Theoretically, coadministration with inducers of CYP450 3A4 and/or P-glycoprotein (P-gp) may decrease the plasma concentrations of rivaroxaban, which is a substrate of the isoenzyme as well as the efflux transporter. In a pharmacokinetic study, administration of a single 20 mg dose of rivaroxaban with the potent CYP450 3A4 and P-gp inducer rifampin (titrated up to 600 mg once daily) resulted in approximately 22% and 50% decreases in mean rivaroxaban peak plasma concentration (Cmax) and system exposure (AUC), respectively, with parallel decreases in its pharmacodynamic effects. The effects of less potent inducers of either CYP450 3A4 or P-gp have not been studied.

ADJUST DOSING INTERVAL: Food may enhance the oral bioavailability of bexarotene. In one clinical study, bexarotene peak plasma concentration (Cmax) and systemic exposure (AUC) resulting from a 75 to 300 mg dose were 35% and 48% higher, respectively, when administered after a fat-containing meal relative to a glucose solution. In all clinical trials, patients were instructed to take bexarotene with or immediately following a meal.

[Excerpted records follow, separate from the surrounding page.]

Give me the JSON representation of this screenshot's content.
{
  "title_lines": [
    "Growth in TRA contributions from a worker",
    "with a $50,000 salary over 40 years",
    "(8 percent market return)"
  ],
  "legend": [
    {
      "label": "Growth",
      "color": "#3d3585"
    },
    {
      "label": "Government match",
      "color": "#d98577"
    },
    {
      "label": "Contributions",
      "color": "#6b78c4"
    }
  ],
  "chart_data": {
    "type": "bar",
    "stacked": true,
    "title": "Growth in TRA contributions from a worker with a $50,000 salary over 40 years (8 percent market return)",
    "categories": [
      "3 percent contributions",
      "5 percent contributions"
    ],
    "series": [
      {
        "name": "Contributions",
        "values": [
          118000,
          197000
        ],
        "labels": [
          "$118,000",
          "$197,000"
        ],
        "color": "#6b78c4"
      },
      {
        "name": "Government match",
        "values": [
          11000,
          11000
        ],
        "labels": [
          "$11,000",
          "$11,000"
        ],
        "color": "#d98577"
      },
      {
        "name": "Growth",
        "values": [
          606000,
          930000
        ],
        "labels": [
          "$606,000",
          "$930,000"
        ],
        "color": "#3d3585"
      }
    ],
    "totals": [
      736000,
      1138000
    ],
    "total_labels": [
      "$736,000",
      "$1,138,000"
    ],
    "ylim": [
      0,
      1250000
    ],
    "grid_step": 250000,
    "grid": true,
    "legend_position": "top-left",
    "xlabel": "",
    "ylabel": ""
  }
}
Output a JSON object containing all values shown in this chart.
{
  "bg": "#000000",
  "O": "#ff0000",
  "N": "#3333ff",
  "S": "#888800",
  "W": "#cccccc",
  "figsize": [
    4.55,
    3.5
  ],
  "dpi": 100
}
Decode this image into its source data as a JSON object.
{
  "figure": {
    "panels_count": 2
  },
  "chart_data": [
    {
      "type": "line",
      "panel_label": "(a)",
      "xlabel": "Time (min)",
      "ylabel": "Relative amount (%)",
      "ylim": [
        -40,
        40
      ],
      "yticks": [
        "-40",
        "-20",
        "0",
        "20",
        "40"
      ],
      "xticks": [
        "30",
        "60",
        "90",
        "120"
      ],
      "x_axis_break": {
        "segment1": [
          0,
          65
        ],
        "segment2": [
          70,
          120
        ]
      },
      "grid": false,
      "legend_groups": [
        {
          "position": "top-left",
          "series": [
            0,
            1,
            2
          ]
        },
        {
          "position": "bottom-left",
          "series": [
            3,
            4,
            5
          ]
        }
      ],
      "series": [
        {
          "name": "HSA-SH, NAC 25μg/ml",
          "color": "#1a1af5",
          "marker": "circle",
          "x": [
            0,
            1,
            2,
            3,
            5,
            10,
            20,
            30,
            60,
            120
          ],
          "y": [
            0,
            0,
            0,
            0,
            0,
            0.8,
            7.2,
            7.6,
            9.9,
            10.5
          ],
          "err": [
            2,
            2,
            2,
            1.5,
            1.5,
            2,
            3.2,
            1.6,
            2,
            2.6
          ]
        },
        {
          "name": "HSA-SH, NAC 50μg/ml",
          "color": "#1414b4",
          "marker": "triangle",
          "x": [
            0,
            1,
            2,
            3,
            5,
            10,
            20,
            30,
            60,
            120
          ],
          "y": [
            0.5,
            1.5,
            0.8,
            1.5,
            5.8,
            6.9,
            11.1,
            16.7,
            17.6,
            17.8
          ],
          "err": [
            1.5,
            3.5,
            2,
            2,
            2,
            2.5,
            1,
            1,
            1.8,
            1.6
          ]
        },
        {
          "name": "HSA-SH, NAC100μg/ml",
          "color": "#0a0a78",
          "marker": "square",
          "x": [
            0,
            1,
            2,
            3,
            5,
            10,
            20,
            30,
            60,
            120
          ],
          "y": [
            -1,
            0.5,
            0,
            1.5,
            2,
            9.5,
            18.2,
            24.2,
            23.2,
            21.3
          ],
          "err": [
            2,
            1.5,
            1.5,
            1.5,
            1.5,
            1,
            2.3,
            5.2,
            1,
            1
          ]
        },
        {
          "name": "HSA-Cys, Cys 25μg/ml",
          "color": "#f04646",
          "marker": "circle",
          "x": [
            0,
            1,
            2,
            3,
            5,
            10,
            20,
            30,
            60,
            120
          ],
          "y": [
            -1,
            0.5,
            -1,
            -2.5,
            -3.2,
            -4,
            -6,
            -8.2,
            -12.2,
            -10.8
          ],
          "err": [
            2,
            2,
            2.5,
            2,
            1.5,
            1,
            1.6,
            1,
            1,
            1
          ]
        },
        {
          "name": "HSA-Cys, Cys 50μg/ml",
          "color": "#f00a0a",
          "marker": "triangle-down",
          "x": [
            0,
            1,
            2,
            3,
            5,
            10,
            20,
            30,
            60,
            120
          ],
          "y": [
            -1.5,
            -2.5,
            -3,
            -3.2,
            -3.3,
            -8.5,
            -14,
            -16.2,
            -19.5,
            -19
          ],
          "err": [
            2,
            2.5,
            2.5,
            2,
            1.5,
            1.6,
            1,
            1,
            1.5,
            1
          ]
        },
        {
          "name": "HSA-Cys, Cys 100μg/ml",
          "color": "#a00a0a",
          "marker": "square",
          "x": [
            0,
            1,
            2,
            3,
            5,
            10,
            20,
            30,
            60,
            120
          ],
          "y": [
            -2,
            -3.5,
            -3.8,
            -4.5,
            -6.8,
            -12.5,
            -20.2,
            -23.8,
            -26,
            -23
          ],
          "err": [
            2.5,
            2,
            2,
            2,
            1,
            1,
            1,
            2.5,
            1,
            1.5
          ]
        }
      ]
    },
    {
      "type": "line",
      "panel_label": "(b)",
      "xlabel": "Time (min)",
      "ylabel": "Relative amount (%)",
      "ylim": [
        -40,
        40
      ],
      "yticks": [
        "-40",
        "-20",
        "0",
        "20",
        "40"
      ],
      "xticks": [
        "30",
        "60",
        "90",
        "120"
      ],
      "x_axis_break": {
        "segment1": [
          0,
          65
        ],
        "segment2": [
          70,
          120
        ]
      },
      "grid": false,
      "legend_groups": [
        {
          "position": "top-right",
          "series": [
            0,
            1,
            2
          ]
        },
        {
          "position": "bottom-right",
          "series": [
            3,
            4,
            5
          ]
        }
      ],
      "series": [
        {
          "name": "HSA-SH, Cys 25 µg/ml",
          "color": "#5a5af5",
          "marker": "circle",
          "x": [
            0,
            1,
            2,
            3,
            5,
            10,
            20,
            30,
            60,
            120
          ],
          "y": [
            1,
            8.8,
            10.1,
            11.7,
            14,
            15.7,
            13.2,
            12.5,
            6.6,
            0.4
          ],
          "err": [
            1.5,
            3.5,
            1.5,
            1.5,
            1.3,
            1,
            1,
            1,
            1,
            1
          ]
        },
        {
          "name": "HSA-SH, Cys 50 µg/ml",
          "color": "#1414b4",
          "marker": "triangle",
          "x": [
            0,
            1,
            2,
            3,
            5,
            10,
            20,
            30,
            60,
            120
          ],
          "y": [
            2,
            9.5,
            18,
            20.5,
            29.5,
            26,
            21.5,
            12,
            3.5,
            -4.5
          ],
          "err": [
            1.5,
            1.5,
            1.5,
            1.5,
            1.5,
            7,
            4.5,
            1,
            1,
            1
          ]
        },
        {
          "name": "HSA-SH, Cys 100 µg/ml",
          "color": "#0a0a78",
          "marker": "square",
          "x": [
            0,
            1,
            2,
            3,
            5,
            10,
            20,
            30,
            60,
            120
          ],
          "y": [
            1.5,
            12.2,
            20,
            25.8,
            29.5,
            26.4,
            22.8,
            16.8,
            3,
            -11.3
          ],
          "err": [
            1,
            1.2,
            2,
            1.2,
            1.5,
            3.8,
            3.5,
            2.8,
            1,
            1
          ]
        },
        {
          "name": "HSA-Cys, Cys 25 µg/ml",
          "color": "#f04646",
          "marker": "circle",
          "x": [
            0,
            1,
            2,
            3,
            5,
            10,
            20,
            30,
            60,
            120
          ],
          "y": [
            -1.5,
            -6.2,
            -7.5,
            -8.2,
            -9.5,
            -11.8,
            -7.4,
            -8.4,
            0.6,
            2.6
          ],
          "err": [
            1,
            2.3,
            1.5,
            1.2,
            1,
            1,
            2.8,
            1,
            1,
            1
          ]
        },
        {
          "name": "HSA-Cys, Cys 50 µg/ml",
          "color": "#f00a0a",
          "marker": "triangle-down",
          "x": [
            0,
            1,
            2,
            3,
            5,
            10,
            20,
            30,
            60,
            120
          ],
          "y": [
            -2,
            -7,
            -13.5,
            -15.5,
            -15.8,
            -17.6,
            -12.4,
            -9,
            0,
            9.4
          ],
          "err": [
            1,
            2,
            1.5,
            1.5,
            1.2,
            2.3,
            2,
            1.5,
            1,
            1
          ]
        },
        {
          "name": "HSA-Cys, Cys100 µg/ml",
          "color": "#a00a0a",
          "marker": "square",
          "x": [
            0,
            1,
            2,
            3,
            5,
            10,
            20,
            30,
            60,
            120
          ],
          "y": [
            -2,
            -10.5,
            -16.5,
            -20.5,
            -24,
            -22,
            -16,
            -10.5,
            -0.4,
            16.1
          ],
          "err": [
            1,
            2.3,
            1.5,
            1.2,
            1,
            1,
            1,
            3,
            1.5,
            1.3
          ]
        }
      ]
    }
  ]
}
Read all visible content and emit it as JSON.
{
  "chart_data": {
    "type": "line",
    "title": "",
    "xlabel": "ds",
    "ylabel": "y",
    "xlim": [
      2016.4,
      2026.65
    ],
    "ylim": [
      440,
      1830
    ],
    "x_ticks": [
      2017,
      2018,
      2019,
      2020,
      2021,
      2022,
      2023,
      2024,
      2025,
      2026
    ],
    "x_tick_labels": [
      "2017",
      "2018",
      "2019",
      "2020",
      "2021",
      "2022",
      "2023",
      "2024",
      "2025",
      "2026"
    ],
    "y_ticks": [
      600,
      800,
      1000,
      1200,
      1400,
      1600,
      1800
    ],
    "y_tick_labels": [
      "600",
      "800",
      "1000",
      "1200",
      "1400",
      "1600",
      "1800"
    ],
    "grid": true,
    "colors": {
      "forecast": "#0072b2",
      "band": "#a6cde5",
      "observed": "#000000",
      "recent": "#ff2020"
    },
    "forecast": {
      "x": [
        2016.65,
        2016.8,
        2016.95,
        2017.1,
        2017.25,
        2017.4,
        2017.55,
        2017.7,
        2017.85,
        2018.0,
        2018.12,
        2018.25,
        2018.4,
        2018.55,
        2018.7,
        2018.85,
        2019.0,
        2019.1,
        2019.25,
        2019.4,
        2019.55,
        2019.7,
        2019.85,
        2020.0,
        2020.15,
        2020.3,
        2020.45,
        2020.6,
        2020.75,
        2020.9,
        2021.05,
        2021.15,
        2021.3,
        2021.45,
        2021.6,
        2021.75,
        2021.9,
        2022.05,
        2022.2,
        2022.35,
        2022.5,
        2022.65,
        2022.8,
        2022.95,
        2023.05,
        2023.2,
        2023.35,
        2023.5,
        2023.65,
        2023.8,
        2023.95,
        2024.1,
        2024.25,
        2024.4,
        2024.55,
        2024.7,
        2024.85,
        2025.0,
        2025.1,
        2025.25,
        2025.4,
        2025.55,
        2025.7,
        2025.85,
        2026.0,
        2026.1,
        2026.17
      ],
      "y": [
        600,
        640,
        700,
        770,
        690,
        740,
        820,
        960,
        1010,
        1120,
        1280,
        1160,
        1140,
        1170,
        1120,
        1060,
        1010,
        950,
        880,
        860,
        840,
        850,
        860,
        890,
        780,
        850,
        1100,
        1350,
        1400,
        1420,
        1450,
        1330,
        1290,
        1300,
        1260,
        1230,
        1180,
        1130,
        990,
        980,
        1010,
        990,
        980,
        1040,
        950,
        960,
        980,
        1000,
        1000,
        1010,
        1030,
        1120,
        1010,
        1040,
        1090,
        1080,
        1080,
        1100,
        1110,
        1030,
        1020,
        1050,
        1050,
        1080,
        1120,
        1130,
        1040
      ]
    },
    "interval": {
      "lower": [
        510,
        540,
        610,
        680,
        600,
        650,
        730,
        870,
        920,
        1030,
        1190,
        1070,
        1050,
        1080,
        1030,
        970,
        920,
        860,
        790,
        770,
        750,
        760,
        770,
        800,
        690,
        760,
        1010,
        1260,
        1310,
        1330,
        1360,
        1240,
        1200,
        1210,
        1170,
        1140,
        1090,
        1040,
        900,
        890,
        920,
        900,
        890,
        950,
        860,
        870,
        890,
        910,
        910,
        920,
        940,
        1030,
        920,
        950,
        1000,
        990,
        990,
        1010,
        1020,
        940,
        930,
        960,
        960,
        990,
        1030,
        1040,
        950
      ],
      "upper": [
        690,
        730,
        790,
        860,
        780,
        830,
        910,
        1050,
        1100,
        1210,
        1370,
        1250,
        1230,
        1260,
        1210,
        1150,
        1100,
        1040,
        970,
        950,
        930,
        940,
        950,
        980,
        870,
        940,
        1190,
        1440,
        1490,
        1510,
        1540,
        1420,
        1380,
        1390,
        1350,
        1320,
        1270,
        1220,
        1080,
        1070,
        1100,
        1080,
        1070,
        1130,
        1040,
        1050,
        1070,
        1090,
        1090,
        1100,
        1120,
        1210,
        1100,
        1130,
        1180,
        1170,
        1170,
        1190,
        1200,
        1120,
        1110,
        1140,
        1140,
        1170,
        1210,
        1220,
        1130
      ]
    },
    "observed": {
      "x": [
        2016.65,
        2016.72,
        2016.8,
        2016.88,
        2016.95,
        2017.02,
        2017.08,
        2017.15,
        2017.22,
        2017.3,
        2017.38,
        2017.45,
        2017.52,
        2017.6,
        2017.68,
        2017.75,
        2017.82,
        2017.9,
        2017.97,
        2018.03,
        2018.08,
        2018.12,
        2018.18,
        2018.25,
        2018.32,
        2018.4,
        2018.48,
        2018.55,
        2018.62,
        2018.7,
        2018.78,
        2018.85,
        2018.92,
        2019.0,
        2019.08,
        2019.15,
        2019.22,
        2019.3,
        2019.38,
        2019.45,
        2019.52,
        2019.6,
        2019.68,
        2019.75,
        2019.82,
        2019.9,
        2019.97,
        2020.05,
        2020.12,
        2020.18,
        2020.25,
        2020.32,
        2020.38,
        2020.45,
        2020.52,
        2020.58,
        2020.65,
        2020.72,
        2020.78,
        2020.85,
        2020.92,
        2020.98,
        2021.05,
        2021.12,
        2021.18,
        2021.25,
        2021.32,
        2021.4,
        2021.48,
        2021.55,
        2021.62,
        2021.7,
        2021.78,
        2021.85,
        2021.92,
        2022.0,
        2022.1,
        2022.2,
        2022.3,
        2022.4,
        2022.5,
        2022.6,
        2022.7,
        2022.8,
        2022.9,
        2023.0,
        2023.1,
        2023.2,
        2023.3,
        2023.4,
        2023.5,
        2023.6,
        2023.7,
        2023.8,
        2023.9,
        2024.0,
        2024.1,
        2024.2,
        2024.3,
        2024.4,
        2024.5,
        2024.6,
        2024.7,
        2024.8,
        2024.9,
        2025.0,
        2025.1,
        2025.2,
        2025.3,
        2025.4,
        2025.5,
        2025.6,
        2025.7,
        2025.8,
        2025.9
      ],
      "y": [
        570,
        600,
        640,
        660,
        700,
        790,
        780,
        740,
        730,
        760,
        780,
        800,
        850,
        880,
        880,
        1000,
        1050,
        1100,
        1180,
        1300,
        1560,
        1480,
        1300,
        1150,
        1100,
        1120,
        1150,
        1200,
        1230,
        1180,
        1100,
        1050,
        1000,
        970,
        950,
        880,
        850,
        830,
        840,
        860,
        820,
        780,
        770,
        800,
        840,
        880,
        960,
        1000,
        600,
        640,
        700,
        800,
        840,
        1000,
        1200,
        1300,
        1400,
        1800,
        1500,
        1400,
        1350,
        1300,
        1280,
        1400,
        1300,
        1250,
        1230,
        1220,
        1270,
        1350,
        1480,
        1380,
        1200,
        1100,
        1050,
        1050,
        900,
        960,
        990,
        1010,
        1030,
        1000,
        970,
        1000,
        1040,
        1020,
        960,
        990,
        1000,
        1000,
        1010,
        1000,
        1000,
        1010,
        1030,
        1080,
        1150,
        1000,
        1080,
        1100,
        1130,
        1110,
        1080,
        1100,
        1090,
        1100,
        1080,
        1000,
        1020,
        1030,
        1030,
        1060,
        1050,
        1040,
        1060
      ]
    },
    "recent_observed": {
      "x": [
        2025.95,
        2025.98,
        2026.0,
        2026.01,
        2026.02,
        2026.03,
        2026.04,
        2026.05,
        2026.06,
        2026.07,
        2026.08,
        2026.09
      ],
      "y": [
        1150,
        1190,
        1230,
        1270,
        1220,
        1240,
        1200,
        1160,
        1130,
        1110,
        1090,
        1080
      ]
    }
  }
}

Coadministration with inhibitors of CYP450 3A4 such as grapefruit juice may theoretically increase the plasma concentrations of bexarotene. In vitro studies suggest that bexarotene is metabolized by CYP450 3A4. However, concomitant administration with multiple doses of ketoconazole, a potent CYP450 3A4 inhibitor, did not alter bexarotene plasma concentrations, which would imply that bexarotene elimination is not substantially dependent on CYP450 3A4 metabolism in vivo.

MANAGEMENT: Because safety and efficacy data are based upon administration with food, bexarotene should be administered once daily with a meal. Patients may want to avoid consuming large amounts of grapefruit or grapefruit juice.